O aterro localizado no Parque Girassol, em Timbó, recebe atualmente cerca de 230 toneladas de lixo convencional por dia vindos desses 14 municípios. Tudo é compactado e coberto por terra, dando fim à vida útil de muita matéria-prima e ainda gerando um passivo ambiental. Mas a ideia é que quando a estrutura estiver completamente pronta, em 2025, todo material tenha algum reaproveitamento.
O lixo reciclável com maior valor de venda que chegar através da coleta convencional vai para a cooperativa que existe hoje no local, onde já é recebido o material da coleta seletiva.

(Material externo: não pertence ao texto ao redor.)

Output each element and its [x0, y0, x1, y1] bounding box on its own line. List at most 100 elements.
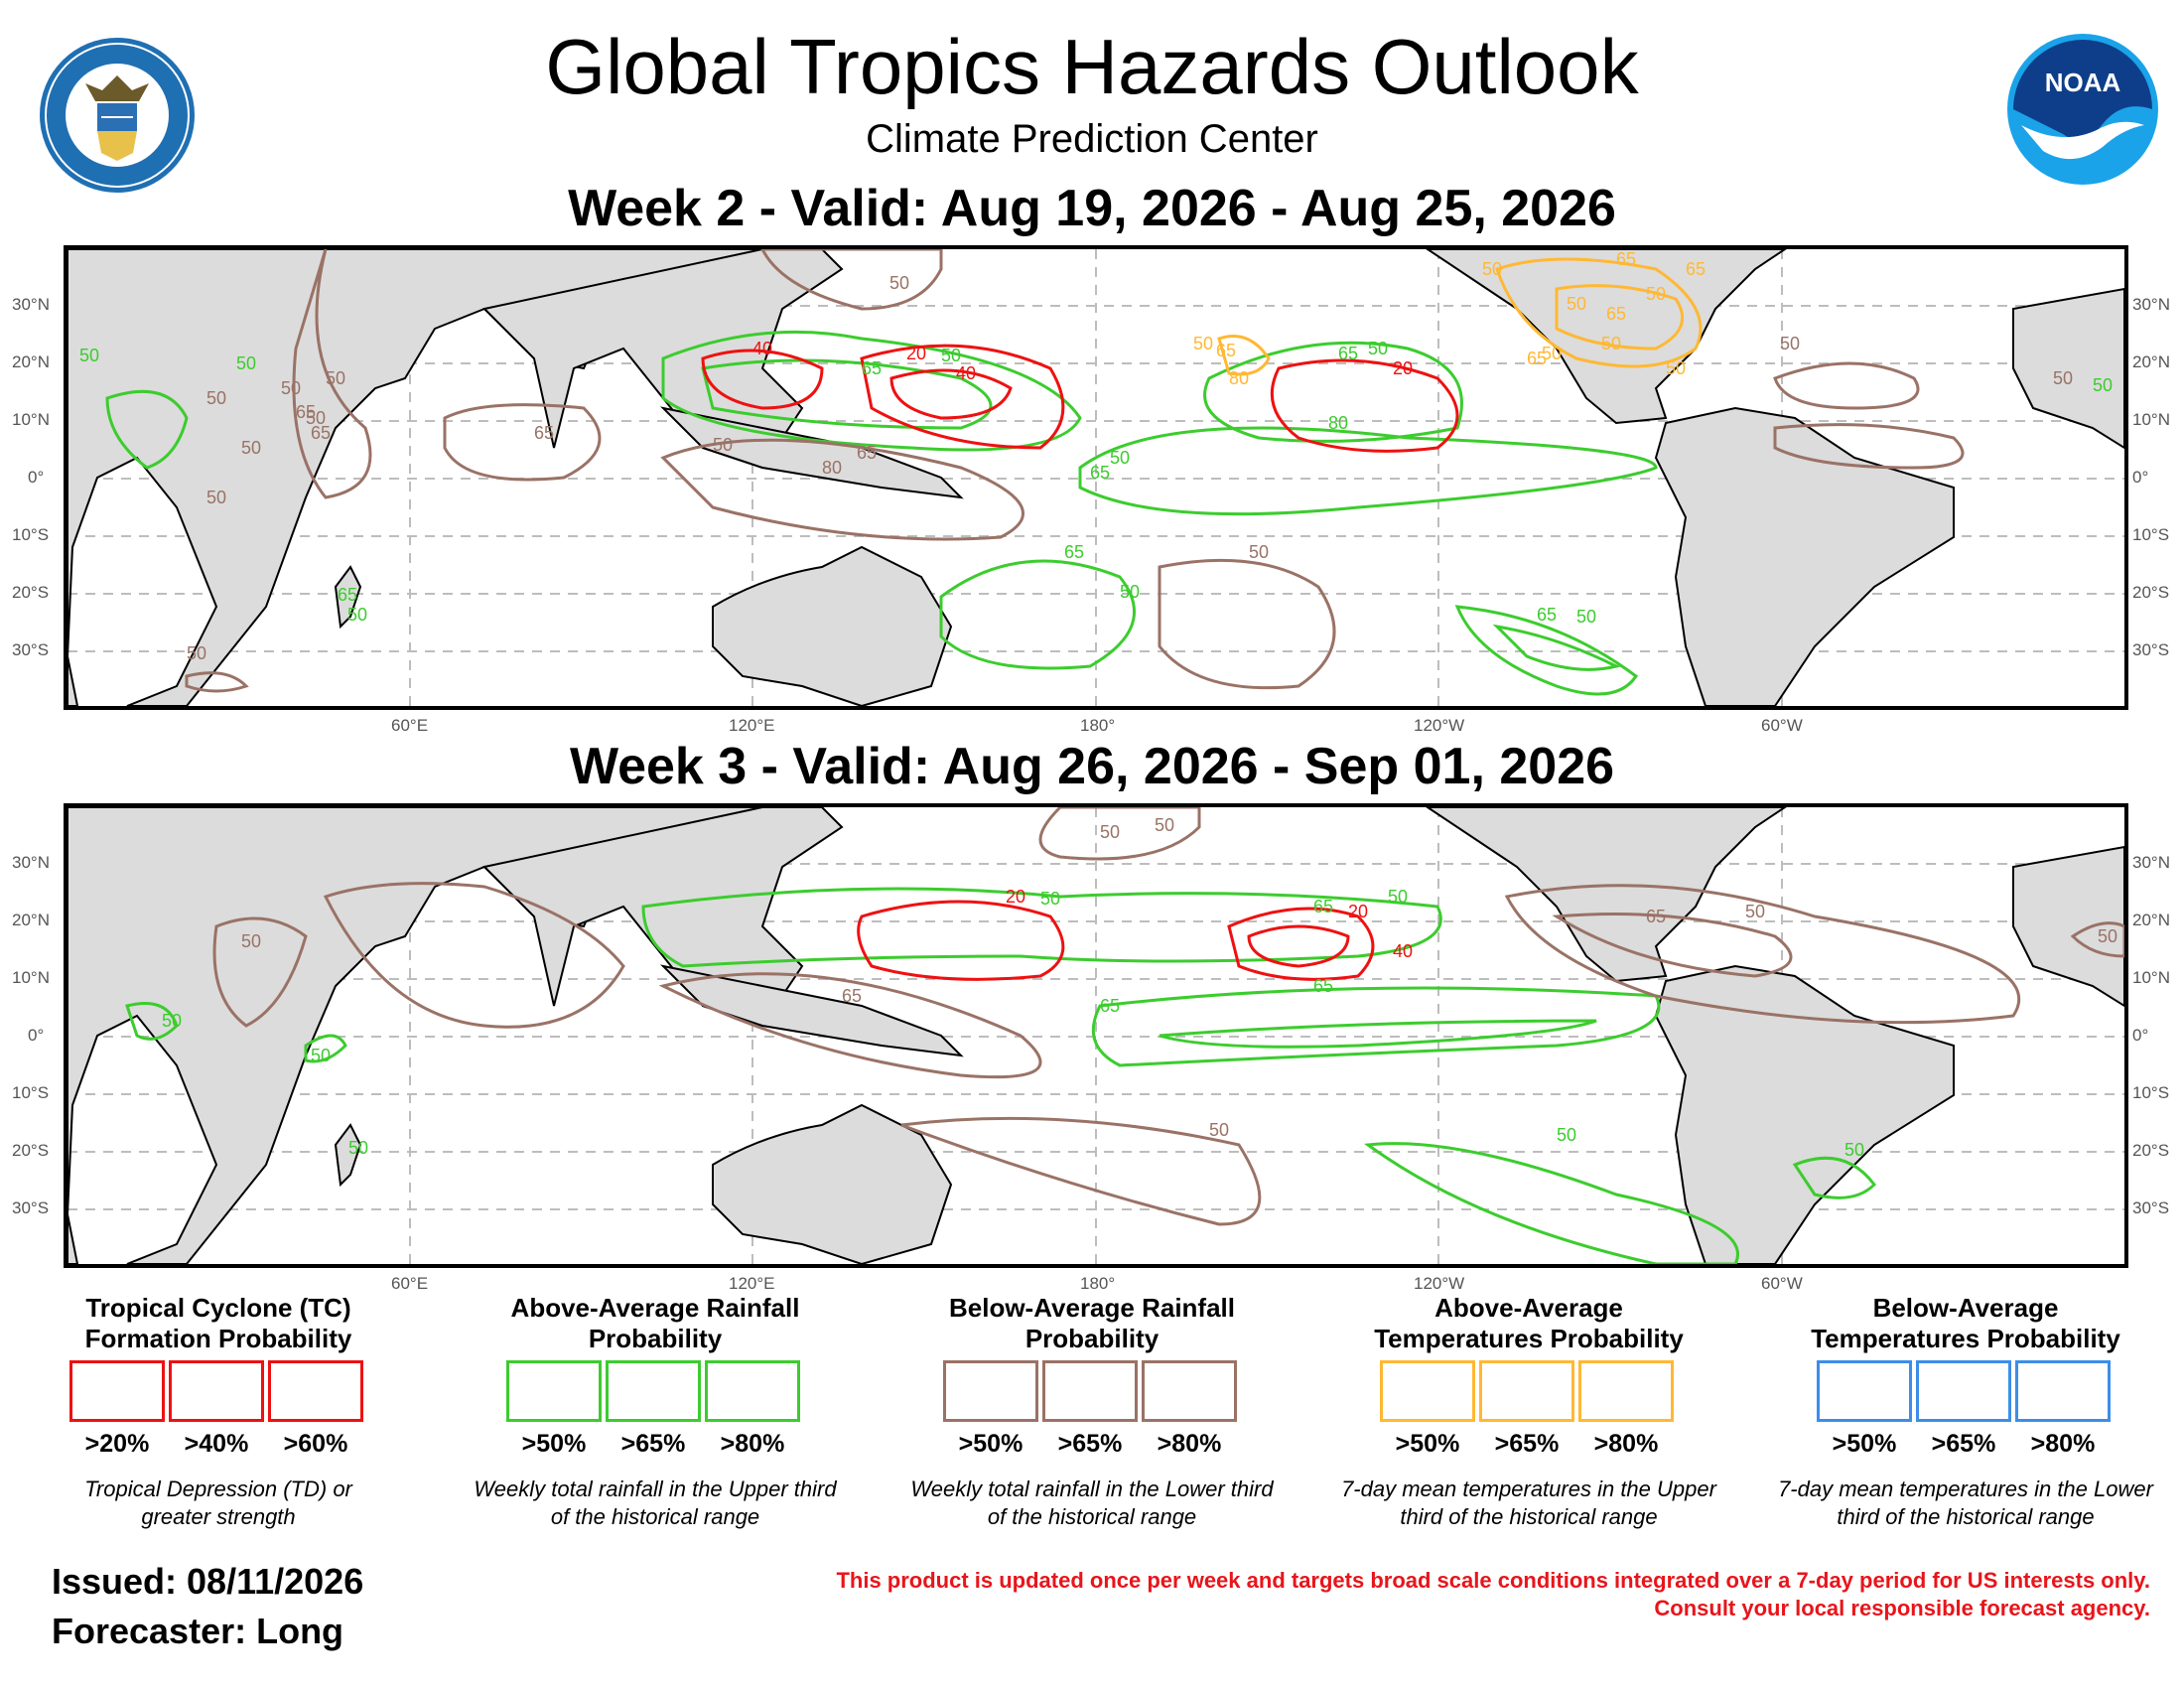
week2-land	[68, 249, 2124, 706]
legend-rain-above-swatch-80	[705, 1360, 800, 1422]
issued-date: Issued: 08/11/2026	[52, 1561, 364, 1602]
w2-lon-180: 180°	[1080, 716, 1116, 735]
week3-map: 20 20 40 50 50 65 50 65 65 50 50 50 50 5…	[12, 803, 2170, 1293]
doc-seal-icon	[38, 36, 197, 195]
w2-lat-30s-left: 30°S	[12, 640, 50, 659]
forecaster-name: Forecaster: Long	[52, 1611, 344, 1651]
land-west-africa	[2012, 287, 2124, 450]
w3-lon-120w: 120°W	[1414, 1274, 1465, 1293]
w2-lat-10s-left: 10°S	[12, 525, 50, 544]
w2-lon-60e: 60°E	[391, 716, 429, 735]
noaa-logo-text: NOAA	[2044, 68, 2121, 97]
legend-temp-below-swatch-80	[2015, 1360, 2111, 1422]
w2-rain-below-label-9: 65	[857, 443, 877, 463]
legend-temp-below-label-50: >50%	[1832, 1430, 1897, 1458]
w3-rain-above-label-5: 65	[1100, 996, 1120, 1016]
legend-tc-label-40: >40%	[184, 1430, 249, 1458]
legend-rain-below-swatch-65	[1042, 1360, 1138, 1422]
w3-rain-above-label-7: 50	[1844, 1140, 1864, 1160]
w2-lat-20n-left: 20°N	[12, 352, 50, 371]
legend-rain-above-swatches	[506, 1360, 804, 1422]
disclaimer-line-1: This product is updated once per week an…	[836, 1568, 2150, 1593]
w3-lat-10s-right: 10°S	[2132, 1083, 2170, 1102]
land-north-america	[1426, 807, 1787, 983]
w2-rain-above-label-4: 50	[941, 346, 961, 365]
land-africa	[68, 249, 763, 706]
legend-rain-above-swatch-65	[606, 1360, 701, 1422]
w2-tc-label-4: 20	[1393, 358, 1413, 378]
legend-temp-above-label-50: >50%	[1395, 1430, 1460, 1458]
w2-rain-above-label-9: 50	[1110, 448, 1130, 468]
w2-rain-below-label-13: 65	[311, 423, 331, 443]
week3-land	[68, 807, 2124, 1264]
w3-rain-below-label-4: 65	[842, 986, 862, 1006]
w2-rain-above-label-2: 50	[236, 353, 256, 373]
page-subtitle: Climate Prediction Center	[866, 117, 1318, 161]
legend-tc-title: Tropical Cyclone (TC) Formation Probabil…	[84, 1293, 352, 1353]
w2-rain-above-label-14: 50	[2093, 375, 2113, 395]
w3-rain-below-label-2: 50	[1155, 815, 1174, 835]
land-australia	[712, 545, 953, 706]
legend-rain-above-desc: Weekly total rainfall in the Upper third…	[474, 1477, 837, 1529]
w2-lat-30n-right: 30°N	[2132, 295, 2170, 314]
w2-lat-10n-right: 10°N	[2132, 410, 2170, 429]
w2-rain-below-label-5: 50	[281, 378, 301, 398]
w2-temp-above-label-7: 65	[1606, 304, 1626, 324]
w2-rain-below-label-15: 50	[187, 643, 206, 663]
w2-rain-below-label-17: 50	[306, 408, 326, 428]
legend-tc-label-20: >20%	[84, 1430, 150, 1458]
page-title: Global Tropics Hazards Outlook	[545, 23, 1639, 110]
w2-temp-above-label-13: 65	[1686, 259, 1706, 279]
week2-title: Week 2 - Valid: Aug 19, 2026 - Aug 25, 2…	[568, 180, 1616, 237]
w2-temp-above-label-9: 50	[1601, 334, 1621, 353]
week2-temp-above-contours	[1217, 257, 1703, 376]
land-madagascar	[334, 565, 362, 630]
w3-lat-20s-left: 20°S	[12, 1141, 50, 1160]
w3-lat-20s-right: 20°S	[2132, 1141, 2170, 1160]
w3-lat-0-right: 0°	[2132, 1026, 2149, 1045]
w3-rain-below-label-1: 50	[1100, 822, 1120, 842]
legend-rain-below-swatches	[943, 1360, 1241, 1422]
legend-rain-below-label-80: >80%	[1157, 1430, 1222, 1458]
w2-lat-10n-left: 10°N	[12, 410, 50, 429]
legend-temp-below-labels: >50% >65% >80%	[1815, 1430, 2113, 1459]
legend-temp-below-label-65: >65%	[1931, 1430, 1996, 1458]
w3-lat-30s-right: 30°S	[2132, 1198, 2170, 1217]
land-south-america	[1654, 964, 1955, 1264]
w2-rain-above-label-5: 80	[1328, 413, 1348, 433]
legend-temp-above-swatches	[1380, 1360, 1678, 1422]
legend-temp-above-title: Above-Average Temperatures Probability	[1374, 1293, 1684, 1353]
w2-temp-above-label-4: 50	[1482, 259, 1502, 279]
w2-lat-10s-right: 10°S	[2132, 525, 2170, 544]
legend-temp-below-desc: 7-day mean temperatures in the Lower thi…	[1778, 1477, 2153, 1529]
w2-rain-below-label-16: 50	[326, 368, 345, 388]
w2-lat-20n-right: 20°N	[2132, 352, 2170, 371]
legend-tc-labels: >20% >40% >60%	[68, 1430, 365, 1459]
w2-rain-above-label-15: 65	[338, 585, 357, 605]
w3-rain-above-label-1: 50	[1040, 889, 1060, 909]
w3-rain-below-label-7: 50	[1745, 902, 1765, 921]
legend-rain-below-swatch-80	[1142, 1360, 1237, 1422]
w3-lon-60w: 60°W	[1761, 1274, 1803, 1293]
w2-lat-30s-right: 30°S	[2132, 640, 2170, 659]
w3-lat-20n-right: 20°N	[2132, 911, 2170, 929]
legend-rain-below-labels: >50% >65% >80%	[941, 1430, 1239, 1459]
w3-rain-above-label-10: 50	[348, 1138, 368, 1158]
legend-temp-below-title: Below-Average Temperatures Probability	[1811, 1293, 2120, 1353]
w2-lon-60w: 60°W	[1761, 716, 1803, 735]
week2-tc-contours	[701, 344, 1459, 453]
w2-temp-above-label-6: 50	[1567, 294, 1586, 314]
land-australia	[712, 1103, 953, 1264]
legend-rain-below-title: Below-Average Rainfall Probability	[948, 1293, 1235, 1353]
legend-temp-above-label-65: >65%	[1494, 1430, 1560, 1458]
legend-temp-below-swatches	[1817, 1360, 2115, 1422]
legend-rain-below-label-50: >50%	[958, 1430, 1024, 1458]
w2-rain-above-label-7: 50	[1368, 339, 1388, 358]
w2-temp-above-label-5: 65	[1616, 249, 1636, 269]
week3-title: Week 3 - Valid: Aug 26, 2026 - Sep 01, 2…	[569, 738, 1615, 795]
disclaimer-line-2: Consult your local responsible forecast …	[1654, 1596, 2150, 1620]
legend-rain-above-label-65: >65%	[620, 1430, 686, 1458]
legend-temp-below-label-80: >80%	[2030, 1430, 2096, 1458]
week3-rain-below-contours	[212, 807, 2124, 1226]
w3-rain-above-label-2: 50	[1388, 887, 1408, 907]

O restante vira insumo. Já o material que chega misturado ao reciclável na coleta seletiva e que iria para o aterro, será encaminhado para a separação no futuro complexo, explica o diretor do Cimvi, Fernando Tomaselli.

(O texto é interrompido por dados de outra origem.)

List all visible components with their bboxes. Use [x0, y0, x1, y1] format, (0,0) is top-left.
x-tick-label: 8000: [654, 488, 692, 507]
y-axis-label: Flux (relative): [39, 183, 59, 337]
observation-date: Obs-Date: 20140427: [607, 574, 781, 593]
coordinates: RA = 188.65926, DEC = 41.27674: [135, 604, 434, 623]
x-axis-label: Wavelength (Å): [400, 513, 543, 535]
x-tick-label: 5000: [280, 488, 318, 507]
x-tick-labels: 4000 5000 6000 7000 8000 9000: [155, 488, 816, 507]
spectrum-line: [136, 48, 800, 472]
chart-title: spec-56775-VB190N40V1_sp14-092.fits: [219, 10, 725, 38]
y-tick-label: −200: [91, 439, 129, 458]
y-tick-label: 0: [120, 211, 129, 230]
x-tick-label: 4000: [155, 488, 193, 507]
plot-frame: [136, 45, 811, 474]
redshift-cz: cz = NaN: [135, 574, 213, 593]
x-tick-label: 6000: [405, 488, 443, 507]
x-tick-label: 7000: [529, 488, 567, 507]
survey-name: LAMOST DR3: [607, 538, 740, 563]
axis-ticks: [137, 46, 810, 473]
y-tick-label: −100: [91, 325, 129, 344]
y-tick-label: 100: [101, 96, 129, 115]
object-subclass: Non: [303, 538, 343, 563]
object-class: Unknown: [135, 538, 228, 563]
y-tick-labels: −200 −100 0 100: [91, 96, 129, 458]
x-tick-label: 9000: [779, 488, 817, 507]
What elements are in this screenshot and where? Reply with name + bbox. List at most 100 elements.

Conforme o projeto, o material orgânico, como os restos de comida e papel higiênico, vão para biodigestores e vão gerar biometano, um tipo de gás que será usado na geração de energia. O lodo resultante desse processo deve ser misturado à casca de arroz e podas de árvores para virar compostagem. O restante dos dejetos, como têxteis e plásticos, serão transformados em termoplástico e podem ser moldados de diferentes formas, como paver, tubos, meio-fio e até placas de trânsito.
— A meta é pegar o que está indo para o aterro (ocupando espaço e gerando um passivo ambiental, em uma época que se discute vida útil de aterro e gera chorume para tratar o gás que está ali queimando na atmosfera) e transformar tudo em insumos para ser reaproveitado, seja em energia, compostagem, termoplástico ao ponto de não mandar nada para o aterro — frisa Tomaselli.

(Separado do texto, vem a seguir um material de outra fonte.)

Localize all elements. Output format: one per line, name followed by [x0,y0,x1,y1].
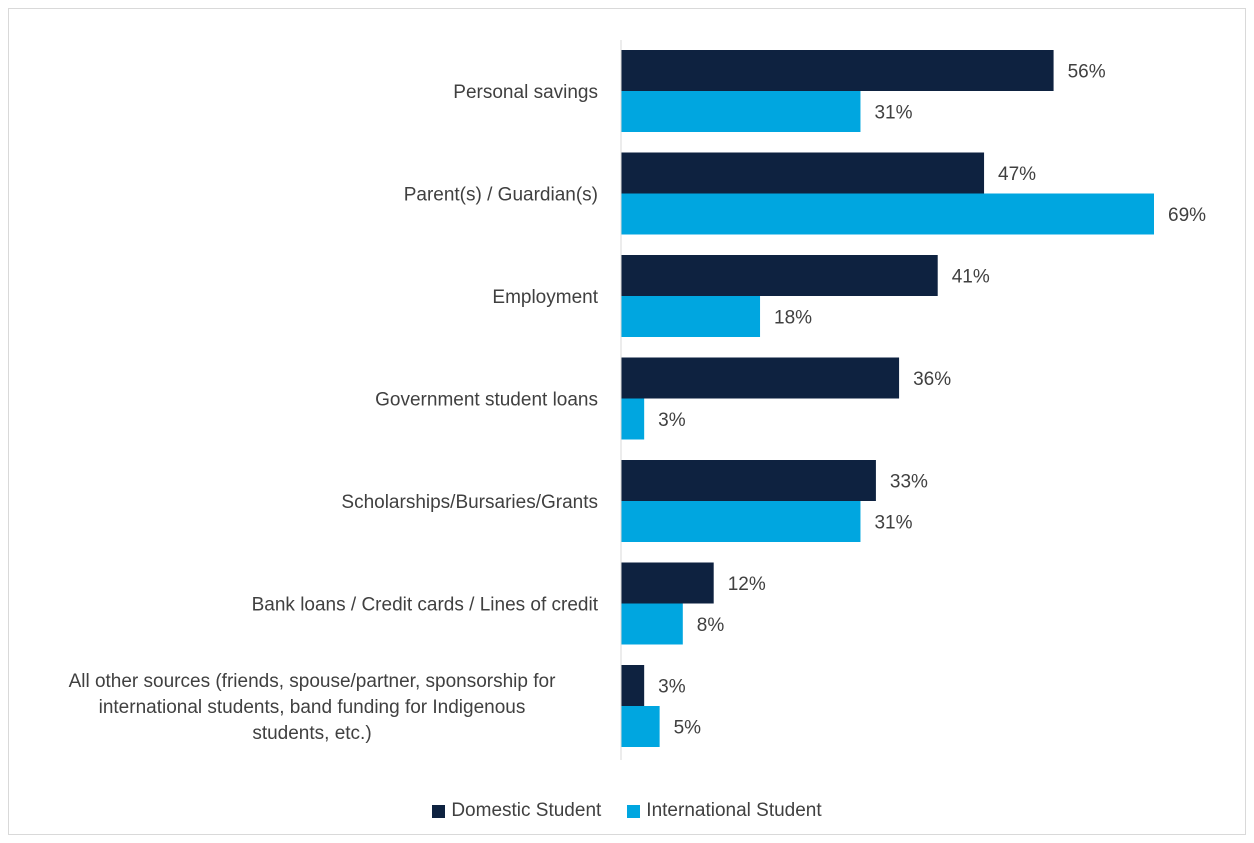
labels-layer: Personal savings 56% 31% Parent(s) / Guardi… [69,62,1207,745]
bar-domestic [621,255,938,296]
category-label: international students, band funding for… [99,697,526,718]
legend-label-international: International Student [646,800,822,821]
category-label: students, etc.) [252,723,371,744]
data-label: 31% [874,103,912,124]
legend-label-domestic: Domestic Student [451,800,602,821]
data-label: 41% [952,267,990,288]
data-label: 12% [728,574,766,595]
data-label: 3% [658,410,686,431]
legend-swatch-domestic [432,804,446,818]
bar-international [621,501,861,542]
category-label: All other sources (friends, spouse/partn… [69,671,557,692]
bars-layer [621,50,1154,747]
bar-international [621,296,761,337]
bar-domestic [621,562,714,604]
bar-international [621,193,1154,235]
legend-swatch-international [627,804,641,818]
data-label: 8% [697,615,725,636]
category-label: Scholarships/Bursaries/Grants [341,492,598,513]
category-label: Employment [492,287,598,308]
data-label: 31% [874,513,912,534]
category-label: Parent(s) / Guardian(s) [404,185,598,206]
data-label: 47% [998,164,1036,185]
bar-international [621,398,645,440]
data-label: 18% [774,308,812,329]
bar-domestic [621,665,645,706]
category-label: Personal savings [453,82,598,103]
category-label: Bank loans / Credit cards / Lines of cre… [252,595,599,616]
bar-domestic [621,50,1054,91]
bar-domestic [621,460,876,501]
data-label: 33% [890,472,928,493]
bar-international [621,603,683,645]
legend-item-international: International Student [627,800,822,822]
data-label: 3% [658,677,686,698]
bar-international [621,91,861,132]
legend-item-domestic: Domestic Student [432,800,601,822]
category-label: Government student loans [375,390,598,411]
bar-international [621,706,660,747]
data-label: 69% [1168,205,1206,226]
bar-domestic [621,357,900,399]
legend: Domestic Student International Student [0,800,1254,822]
data-label: 5% [674,718,702,739]
data-label: 56% [1068,62,1106,83]
bar-domestic [621,152,985,194]
data-label: 36% [913,369,951,390]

Um convênio com o governo federal está destinando cerca de R$ 23 milhões ao projeto. O governo de Santa Catarina, por sua vez, investiu outros R$ 7 milhões. Além disso, o próprio consórcio vai desembolsar outros R$ 10 milhões para concluir o complexo. A ideia é que a estrutura gere receita suficiente para pagar os custos de manutenção e ainda gere novos postos de trabalho.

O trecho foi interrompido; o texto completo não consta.